Yesterday the climbing team headed up to the snow line at 5100m to gain some height passing the remains of previous camp which included a large rusting gas cylinder slowing being eaten and returned to the earth. Other items included a large jar that Nick has snagged as a pee bottle so he doesn't have to get out of his tent at night and a most puzzling arrangement of 3 padlocks that were deliberately left on a flat rock. Perhaps they were placed as a metaphor, and each of the three locks represents the three climbers and we are here to unlock the secrets of Annapurna 3.
Pictures: Annapurna 3, Matt's Birthday cake, the Trip Hazard aka David Reeves. All photos taken on a Samsung NX10.

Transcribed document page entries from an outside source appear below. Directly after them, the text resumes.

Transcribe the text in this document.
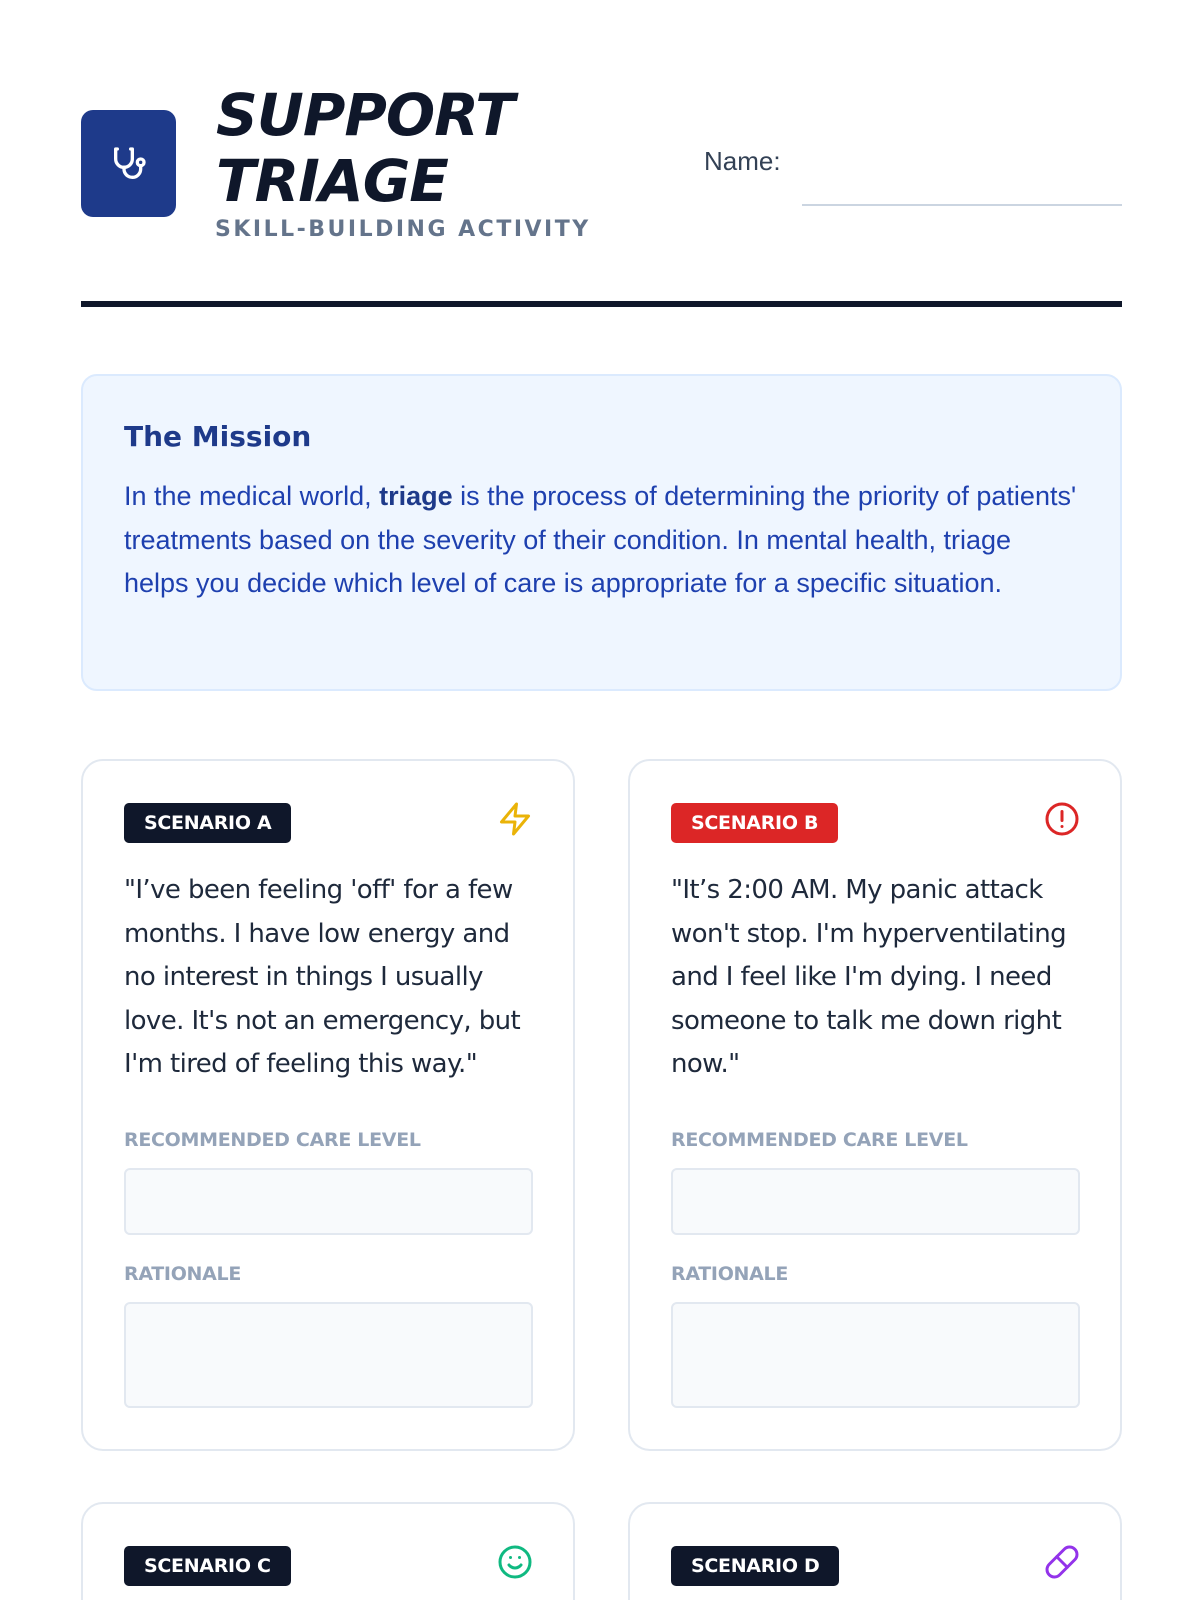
SUPPORT TRIAGE
SKILL-BUILDING ACTIVITY
Name:
The Mission

In the medical world, triage is the process of determining the priority of patients' treatments based on the severity of their condition. In mental health, triage helps you decide which level of care is appropriate for a specific situation.

SCENARIO A

"I’ve been feeling 'off' for a few months. I have low energy and no interest in things I usually love. It's not an emergency, but I'm tired of feeling this way."

RECOMMENDED CARE LEVEL
RATIONALE
SCENARIO B

"It’s 2:00 AM. My panic attack won't stop. I'm hyperventilating and I feel like I'm dying. I need someone to talk me down right now."

RECOMMENDED CARE LEVEL
RATIONALE
SCENARIO C	SCENARIO D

Matt celebrated his 30th birthday at base camp yesterday and Buddhi baked a surprise Birthday cake which is pretty incredible given that we are at 4600m and Buhddhi only has two Primus stoves to cook on!
David Reeves the camera man who I'm sure won't mind me saying is not waif, stated before flying in that he would like to lose a tad of weight. Well we are happy to say his A3 diet is on track with projectile vomiting and a lack of appetite. David has even slowed down on the filming and is seen lying prone in various around BC, causing a trip hazard!
Ed Douglas left BC this morning by taking the Dynasty Air express taxi out. It was a big relief for Ed as he has several deadlines to meet. Needless to say we had loads of empathy with Ed's situation, and at no time did we suggest that Ed may be stuck for a long time. In the end, the chopper whizzed in early doors, snow clouds billowed and cut a furrow while we dived to zip tents. The mountain soundtrack we have already become accustomed was swallowed with thudding and in a shot the paparratzi was whisked away. Ed texted us an hour and a half later informing that java cappuccino was being relished. Hmm, me thinks Ed got his own back for the never getting out quips!
Weather seems to have settled into a bit of a routine, clear cold, the cloud build up and a smattering of snow. Tonight the smattering appears to be a little more persistent.
Tomorrow we plan to recce the approach and possible entry onto the SE Ridge, once this has been done we can see even if it possible to access the ridge and start to make a plan.